The motivations also differed between the countries. Some Finnish teens valued privacy, while others some social interaction, however in the Netherlands there was a clear difference in that there was more emphasis on competition with peers and they were more open to sharing some information with others. In both countries, however, adolescents weren’t willing to share information with parents or HCPs. In both countries, sleep and mental health were seen as more important than physical activity in regard to overall health.

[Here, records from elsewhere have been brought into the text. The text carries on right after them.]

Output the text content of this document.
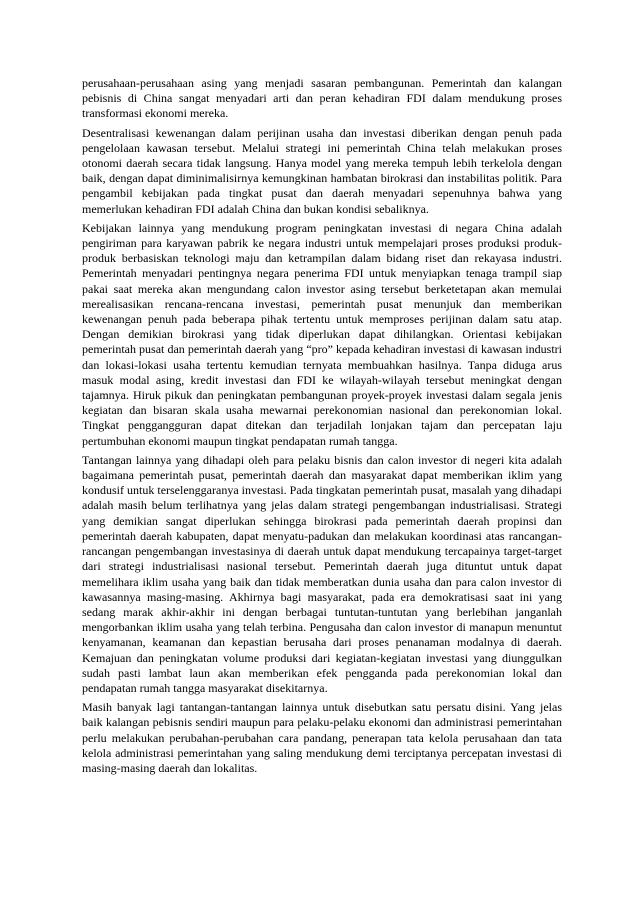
perusahaan-perusahaan asing yang menjadi sasaran pembangunan. Pemerintah dan kalangan pebisnis di China sangat menyadari arti dan peran kehadiran FDI dalam mendukung proses transformasi ekonomi mereka.

Desentralisasi kewenangan dalam perijinan usaha dan investasi diberikan dengan penuh pada pengelolaan kawasan tersebut. Melalui strategi ini pemerintah China telah melakukan proses otonomi daerah secara tidak langsung. Hanya model yang mereka tempuh lebih terkelola dengan baik, dengan dapat diminimalisirnya kemungkinan hambatan birokrasi dan instabilitas politik. Para pengambil kebijakan pada tingkat pusat dan daerah menyadari sepenuhnya bahwa yang memerlukan kehadiran FDI adalah China dan bukan kondisi sebaliknya.

Kebijakan lainnya yang mendukung program peningkatan investasi di negara China adalah pengiriman para karyawan pabrik ke negara industri untuk mempelajari proses produksi produk-produk berbasiskan teknologi maju dan ketrampilan dalam bidang riset dan rekayasa industri. Pemerintah menyadari pentingnya negara penerima FDI untuk menyiapkan tenaga trampil siap pakai saat mereka akan mengundang calon investor asing tersebut berketetapan akan memulai merealisasikan rencana-rencana investasi, pemerintah pusat menunjuk dan memberikan kewenangan penuh pada beberapa pihak tertentu untuk memproses perijinan dalam satu atap. Dengan demikian birokrasi yang tidak diperlukan dapat dihilangkan. Orientasi kebijakan pemerintah pusat dan pemerintah daerah yang “pro” kepada kehadiran investasi di kawasan industri dan lokasi-lokasi usaha tertentu kemudian ternyata membuahkan hasilnya. Tanpa diduga arus masuk modal asing, kredit investasi dan FDI ke wilayah-wilayah tersebut meningkat dengan tajamnya. Hiruk pikuk dan peningkatan pembangunan proyek-proyek investasi dalam segala jenis kegiatan dan bisaran skala usaha mewarnai perekonomian nasional dan perekonomian lokal. Tingkat penggangguran dapat ditekan dan terjadilah lonjakan tajam dan percepatan laju pertumbuhan ekonomi maupun tingkat pendapatan rumah tangga.

Tantangan lainnya yang dihadapi oleh para pelaku bisnis dan calon investor di negeri kita adalah bagaimana pemerintah pusat, pemerintah daerah dan masyarakat dapat memberikan iklim yang kondusif untuk terselenggaranya investasi. Pada tingkatan pemerintah pusat, masalah yang dihadapi adalah masih belum terlihatnya yang jelas dalam strategi pengembangan industrialisasi. Strategi yang demikian sangat diperlukan sehingga birokrasi pada pemerintah daerah propinsi dan pemerintah daerah kabupaten, dapat menyatu-padukan dan melakukan koordinasi atas rancangan-rancangan pengembangan investasinya di daerah untuk dapat mendukung tercapainya target-target dari strategi industrialisasi nasional tersebut. Pemerintah daerah juga dituntut untuk dapat memelihara iklim usaha yang baik dan tidak memberatkan dunia usaha dan para calon investor di kawasannya masing-masing. Akhirnya bagi masyarakat, pada era demokratisasi saat ini yang sedang marak akhir-akhir ini dengan berbagai tuntutan-tuntutan yang berlebihan janganlah mengorbankan iklim usaha yang telah terbina. Pengusaha dan calon investor di manapun menuntut kenyamanan, keamanan dan kepastian berusaha dari proses penanaman modalnya di daerah. Kemajuan dan peningkatan volume produksi dari kegiatan-kegiatan investasi yang diunggulkan sudah pasti lambat laun akan memberikan efek pengganda pada perekonomian lokal dan pendapatan rumah tangga masyarakat disekitarnya.

Masih banyak lagi tantangan-tantangan lainnya untuk disebutkan satu persatu disini. Yang jelas baik kalangan pebisnis sendiri maupun para pelaku-pelaku ekonomi dan administrasi pemerintahan perlu melakukan perubahan-perubahan cara pandang, penerapan tata kelola perusahaan dan tata kelola administrasi pemerintahan yang saling mendukung demi terciptanya percepatan investasi di masing-masing daerah dan lokalitas.
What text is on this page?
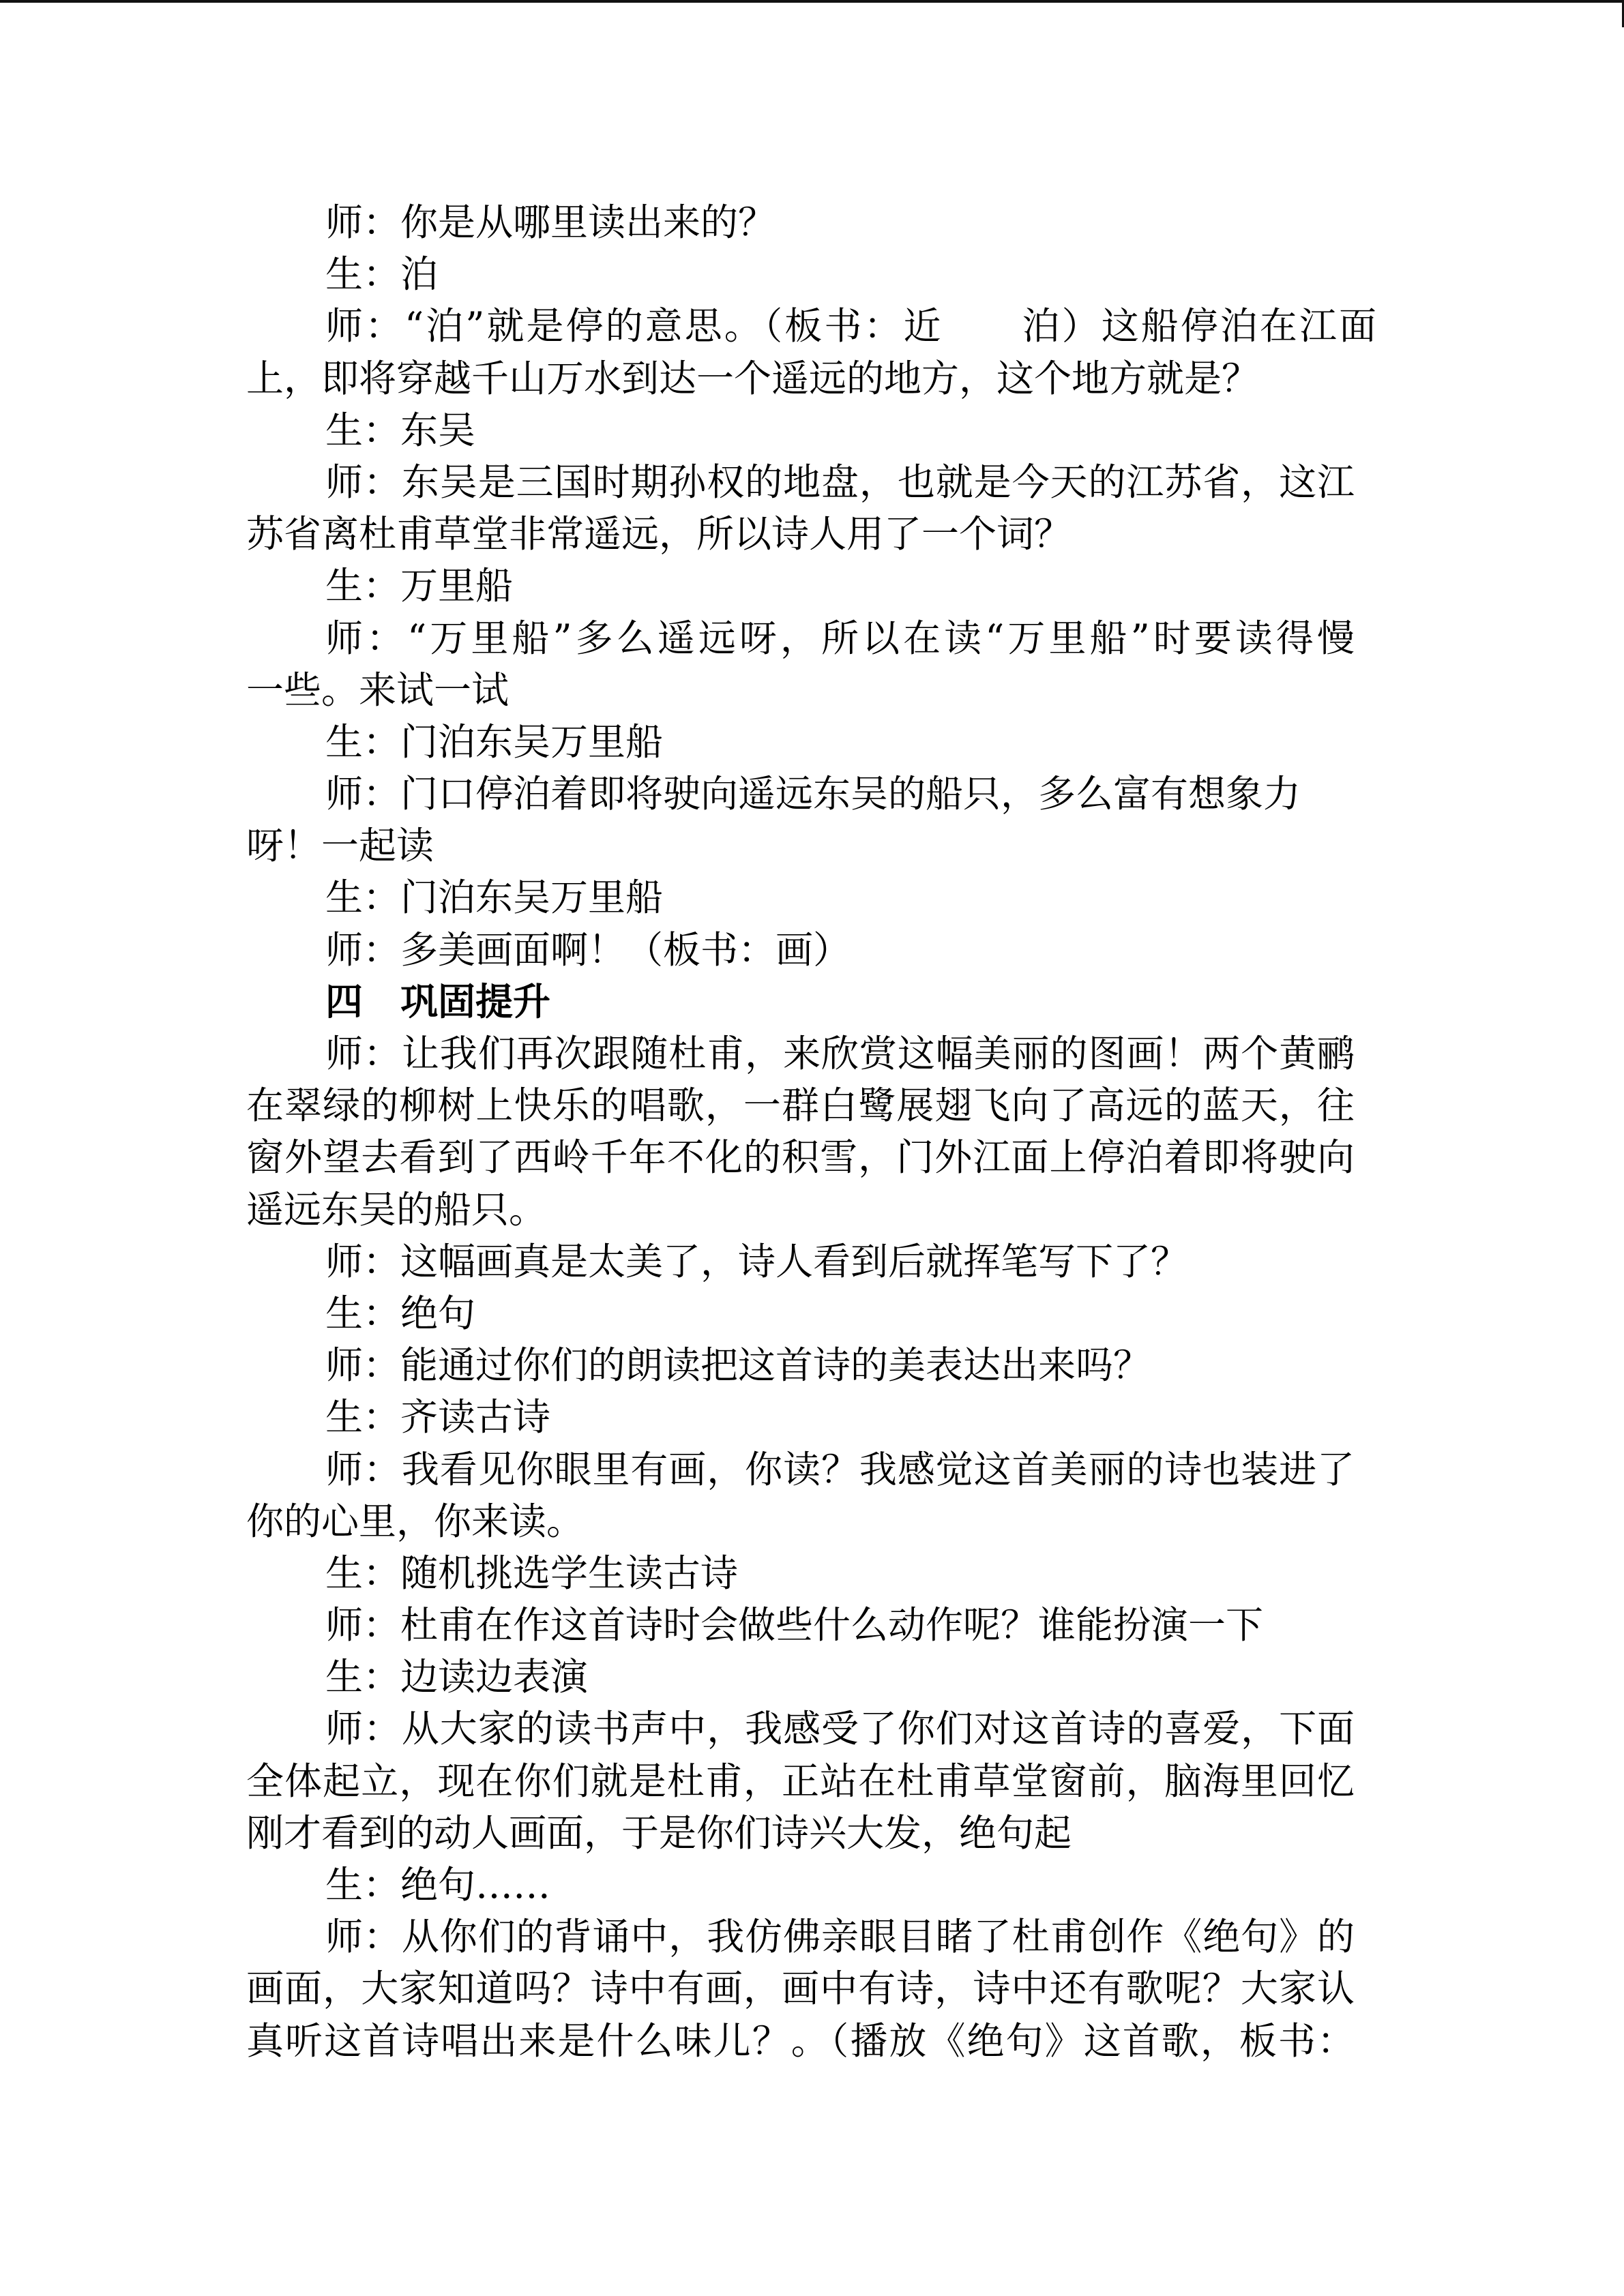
师：你是从哪里读出来的？
生：泊
师：“泊”就是停的意思。（板书：近　　泊）这船停泊在江面
上，即将穿越千山万水到达一个遥远的地方，这个地方就是？
生：东吴
师：东吴是三国时期孙权的地盘，也就是今天的江苏省，这江
苏省离杜甫草堂非常遥远，所以诗人用了一个词？
生：万里船
师：“万里船”多么遥远呀，所以在读“万里船”时要读得慢
一些。来试一试
生：门泊东吴万里船
师：门口停泊着即将驶向遥远东吴的船只，多么富有想象力
呀！一起读
生：门泊东吴万里船
师：多美画面啊！（板书：画）
四　巩固提升
师：让我们再次跟随杜甫，来欣赏这幅美丽的图画！两个黄鹂
在翠绿的柳树上快乐的唱歌，一群白鹭展翅飞向了高远的蓝天，往
窗外望去看到了西岭千年不化的积雪，门外江面上停泊着即将驶向
遥远东吴的船只。
师：这幅画真是太美了，诗人看到后就挥笔写下了？
生：绝句
师：能通过你们的朗读把这首诗的美表达出来吗？
生：齐读古诗
师：我看见你眼里有画，你读？我感觉这首美丽的诗也装进了
你的心里，你来读。
生：随机挑选学生读古诗
师：杜甫在作这首诗时会做些什么动作呢？谁能扮演一下
生：边读边表演
师：从大家的读书声中，我感受了你们对这首诗的喜爱，下面
全体起立，现在你们就是杜甫，正站在杜甫草堂窗前，脑海里回忆
刚才看到的动人画面，于是你们诗兴大发，绝句起
生：绝句……
师：从你们的背诵中，我仿佛亲眼目睹了杜甫创作《绝句》的
画面，大家知道吗？诗中有画，画中有诗，诗中还有歌呢？大家认
真听这首诗唱出来是什么味儿？。（播放《绝句》这首歌，板书：
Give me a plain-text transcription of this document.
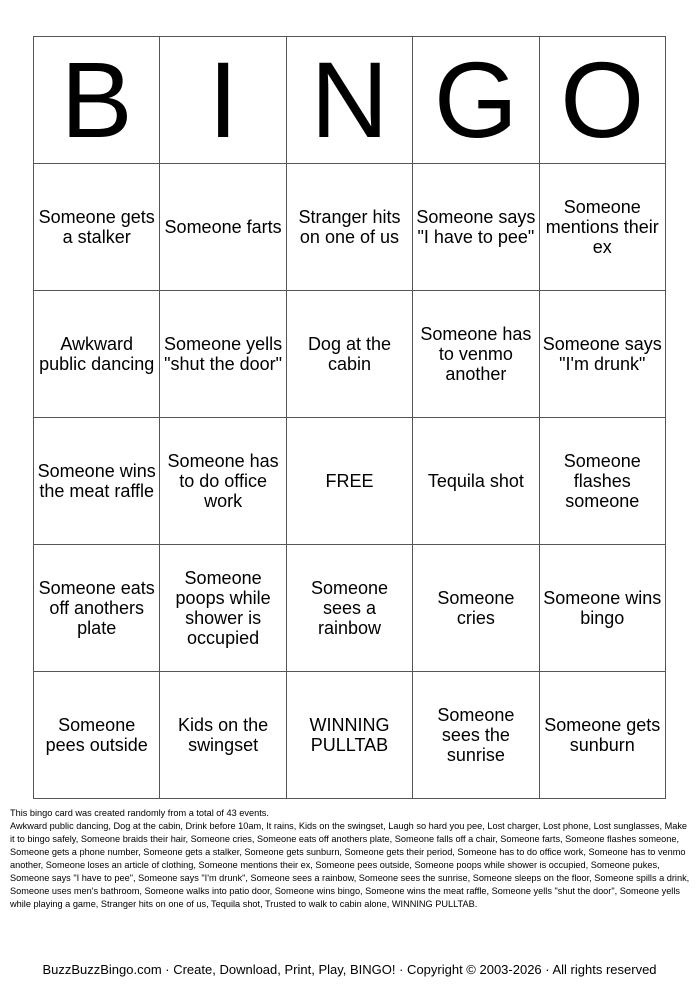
B	I	N	G	O
Someone gets a stalker	Someone farts	Stranger hits on one of us	Someone says "I have to pee"	Someone mentions their ex
Awkward public dancing	Someone yells "shut the door"	Dog at the cabin	Someone has to venmo another	Someone says "I'm drunk"
Someone wins the meat raffle	Someone has to do office work	FREE	Tequila shot	Someone flashes someone
Someone eats off anothers plate	Someone poops while shower is occupied	Someone sees a rainbow	Someone cries	Someone wins bingo
Someone pees outside	Kids on the swingset	WINNING PULLTAB	Someone sees the sunrise	Someone gets sunburn

This bingo card was created randomly from a total of 43 events.

Awkward public dancing, Dog at the cabin, Drink before 10am, It rains, Kids on the swingset, Laugh so hard you pee, Lost charger, Lost phone, Lost sunglasses, Make it to bingo safely, Someone braids their hair, Someone cries, Someone eats off anothers plate, Someone falls off a chair, Someone farts, Someone flashes someone, Someone gets a phone number, Someone gets a stalker, Someone gets sunburn, Someone gets their period, Someone has to do office work, Someone has to venmo another, Someone loses an article of clothing, Someone mentions their ex, Someone pees outside, Someone poops while shower is occupied, Someone pukes, Someone says "I have to pee", Someone says "I'm drunk", Someone sees a rainbow, Someone sees the sunrise, Someone sleeps on the floor, Someone spills a drink, Someone uses men's bathroom, Someone walks into patio door, Someone wins bingo, Someone wins the meat raffle, Someone yells "shut the door", Someone yells while playing a game, Stranger hits on one of us, Tequila shot, Trusted to walk to cabin alone, WINNING PULLTAB.

BuzzBuzzBingo.com · Create, Download, Print, Play, BINGO! · Copyright © 2003-2026 · All rights reserved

Reflecting on the process, a few areas for improvement became clear. Time constraints posed a significant challenge: strict deadlines created a lot of pressure and limited the application of the co-design process. The HCPs in both countries responded positively to the participatory approach. They seemed to enjoy the opportunity to engage in creative reflection and exchanging ideas with peers. However, the HCPs had had less flexibility in shaping the web application, resulting in only partial incorporation of their ideas into the final product. It’s also important to recognize that adolescence is a particularly complex period for research participation. Many of the participants were shy and did not want to work in big groups and weren’t always motivated to voice their opinions. This was a consistent challenge in both countries. Working in an environment other than school helped adolescents to be more relaxed and share their own opinions. Ultimately, many of the practical solutions proposed by adolescents were incorporated into the final app, which indicates that the co-design process was, to a considerable extent, successful.

Next steps

The next phase of the SmartCHANGE project involves evaluating the feasibility, usability, and explainability of the co-designed tools in real-world health care contexts in five study sites, in Finland, the Netherlands, Slovenia, Portugal and Taiwan. A non-randomised trial design with a control group will be implemented during 2025-2026. Every study site will recruit 100 children or adolescents (50 in the intervention group and 50 in the control group). Additionally, the study will generate preliminary evidence on the efficacy of the SmartCHANGE tools in preventing cardiovascular and metabolic diseases.

SmartCHANGE

The SmartCHANGE project is a Horizon-Europe funded Research & Innovation project aiming to utilise artificial intelligence for the early prediction of non-communicable diseases such as cardiovascular disease and metabolic risks in children and adolescents. SmartCHANGE has a broad range of expertise with partners from over 9 countries and 14 organisations.